Os especialistas na área do direito, da criminalidade, da educação são unânimes em afirmar que a maioridade penal não cumprirá sua mais importante promessa: diminuir a criminalidade. O efeito pode ser perverso: jogando pessoas muito jovens em um ambiente desregrado e pouco controlado pelo Estado, que são as prisões brasileiras ao contrário das casas de acolhimentos de menor, onde são controlados e a disciplina é mais rígida, a criminalidade pode aumentar.

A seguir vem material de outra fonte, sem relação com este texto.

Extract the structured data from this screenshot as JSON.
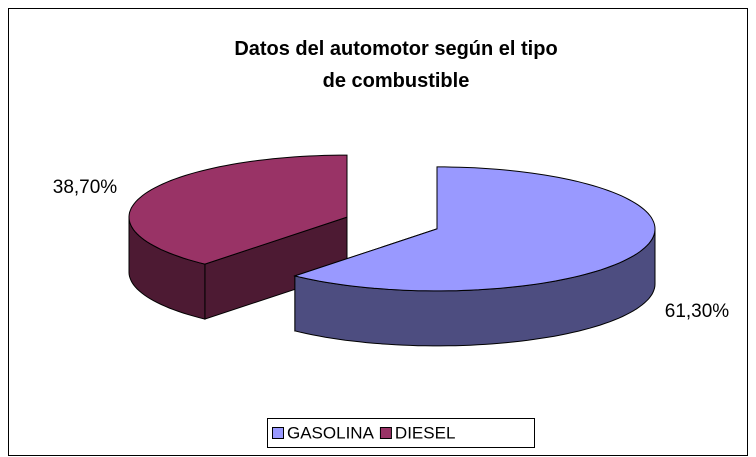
{
  "chart_data": {
    "type": "pie3d",
    "title": "Datos del automotor según el tipo de combustible",
    "categories": [
      "GASOLINA",
      "DIESEL"
    ],
    "values": [
      61.3,
      38.7
    ],
    "value_labels": [
      "61,30%",
      "38,70%"
    ],
    "colors": [
      "#9999ff",
      "#993366"
    ],
    "side_colors": [
      "#4d4d80",
      "#4d1a33"
    ],
    "legend": "bottom"
  }
}
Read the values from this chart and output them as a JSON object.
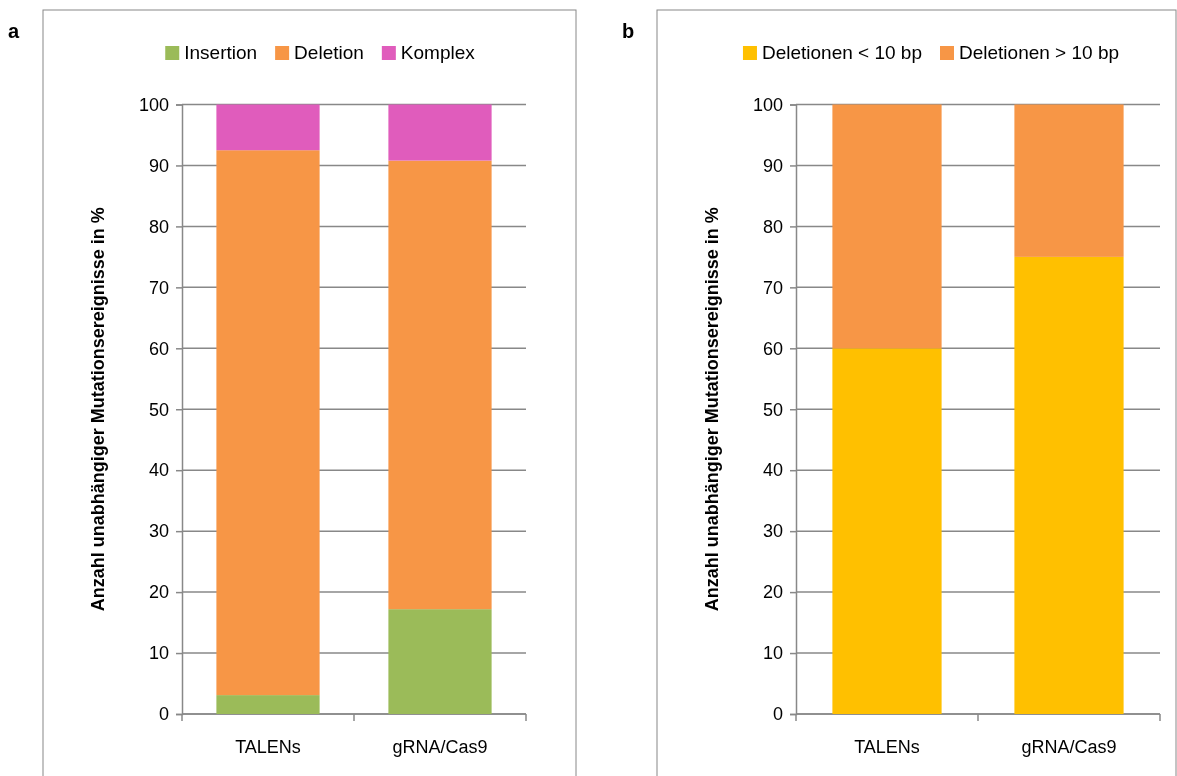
{
  "chart_data": [
    {
      "type": "bar",
      "stacked": true,
      "annotations": [
        "a"
      ],
      "ylabel": "Anzahl unabhängiger Mutationsereignisse in %",
      "categories": [
        "TALENs",
        "gRNA/Cas9"
      ],
      "ylim": [
        0,
        100
      ],
      "yticks": [
        0,
        10,
        20,
        30,
        40,
        50,
        60,
        70,
        80,
        90,
        100
      ],
      "grid": "y",
      "legend": "top",
      "series": [
        {
          "name": "Insertion",
          "color": "#9bbb59",
          "values": [
            3.1,
            17.2
          ]
        },
        {
          "name": "Deletion",
          "color": "#f79646",
          "values": [
            89.4,
            73.6
          ]
        },
        {
          "name": "Komplex",
          "color": "#e05cbc",
          "values": [
            7.5,
            9.2
          ]
        }
      ]
    },
    {
      "type": "bar",
      "stacked": true,
      "annotations": [
        "b"
      ],
      "ylabel": "Anzahl unabhängiger Mutationsereignisse in %",
      "categories": [
        "TALENs",
        "gRNA/Cas9"
      ],
      "ylim": [
        0,
        100
      ],
      "yticks": [
        0,
        10,
        20,
        30,
        40,
        50,
        60,
        70,
        80,
        90,
        100
      ],
      "grid": "y",
      "legend": "top",
      "series": [
        {
          "name": "Deletionen < 10 bp",
          "color": "#ffc000",
          "values": [
            60,
            75
          ]
        },
        {
          "name": "Deletionen > 10 bp",
          "color": "#f79646",
          "values": [
            40,
            25
          ]
        }
      ]
    }
  ]
}
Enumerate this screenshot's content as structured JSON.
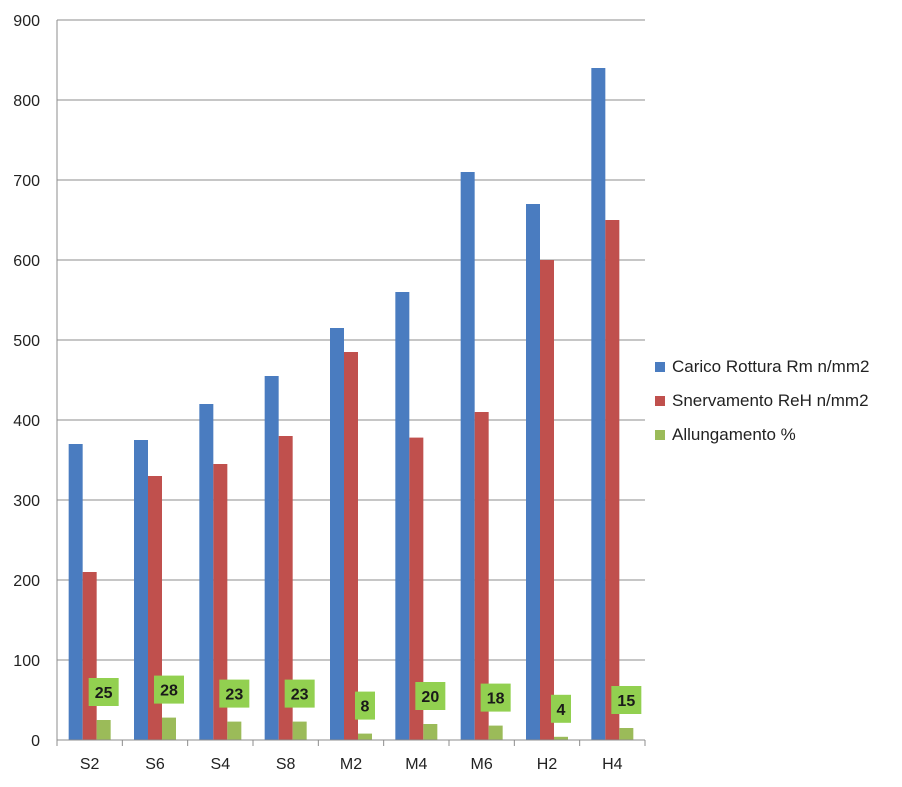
{
  "chart_data": {
    "type": "bar",
    "title": "",
    "xlabel": "",
    "ylabel": "",
    "ylim": [
      0,
      900
    ],
    "yticks": [
      0,
      100,
      200,
      300,
      400,
      500,
      600,
      700,
      800,
      900
    ],
    "grid": true,
    "legend_position": "right",
    "categories": [
      "S2",
      "S6",
      "S4",
      "S8",
      "M2",
      "M4",
      "M6",
      "H2",
      "H4"
    ],
    "series": [
      {
        "name": "Carico Rottura  Rm n/mm2",
        "color": "#4a7cc0",
        "values": [
          370,
          375,
          420,
          455,
          515,
          560,
          710,
          670,
          840
        ]
      },
      {
        "name": "Snervamento  ReH n/mm2",
        "color": "#c0504d",
        "values": [
          210,
          330,
          345,
          380,
          485,
          378,
          410,
          600,
          650
        ]
      },
      {
        "name": "Allungamento  %",
        "color": "#9bbb59",
        "values": [
          25,
          28,
          23,
          23,
          8,
          20,
          18,
          4,
          15
        ],
        "data_labels": [
          "25",
          "28",
          "23",
          "23",
          "8",
          "20",
          "18",
          "4",
          "15"
        ],
        "label_color": "#92d050"
      }
    ]
  }
}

Mas a sociedade teima em ver na maioridade penal a solução e uma questão fica parada no ar: por quê? Seria esta sociedade irracional frente à racionalidade de políticos do governo, da oposição e da voz dos especialistas? Creio que não, a sociedade tem sua racionalidade. E o aspecto mais forte desta racionalidade é quando em defesa da maioridade penal, pergunta: e se o crime do adolescente fosse contra sua mãe, sua irmã, seu pai?
Mas esta sociedade que encontra espaço para expressar opinião nunca se pergunta: E se fosse o meu filho o acusado de um crime? Esta pergunta nunca é feita! e aí mora esta estranha racionalidade, que mantém o desejo de ver os adolescentes na cadeia, apesar de todos os dados apontarem para o fracasso de tal medida.
Esta sociedade pensa sempre no filho do outro, no filho do mais pobre, no filho do outro que não é merecedor de uma educação de primeira qualidade, de uma escola que lhe garanta acesso à universidade. Não é merecedor de chegar ao fim do ensino médio e buscar uma vaga no ensino superior através do Enem e do sistema de cotas.
É o sentimento de se sentir legitimamente superior, desigualmente superior que tranquiliza esta opinião pública sobre a possibilidade de seu filho vir a ser o adolescente preso, que a faz lutar por políticas exclusão de jovens e não por políticas públicas capazes de diminuir a criminalidade e tornar a força da lei igualmente rigorosa para todos os cidadãos, independente de classes sociais.
Quanto a estes deputados, eles só querem os votos, desqualificando os eleitores.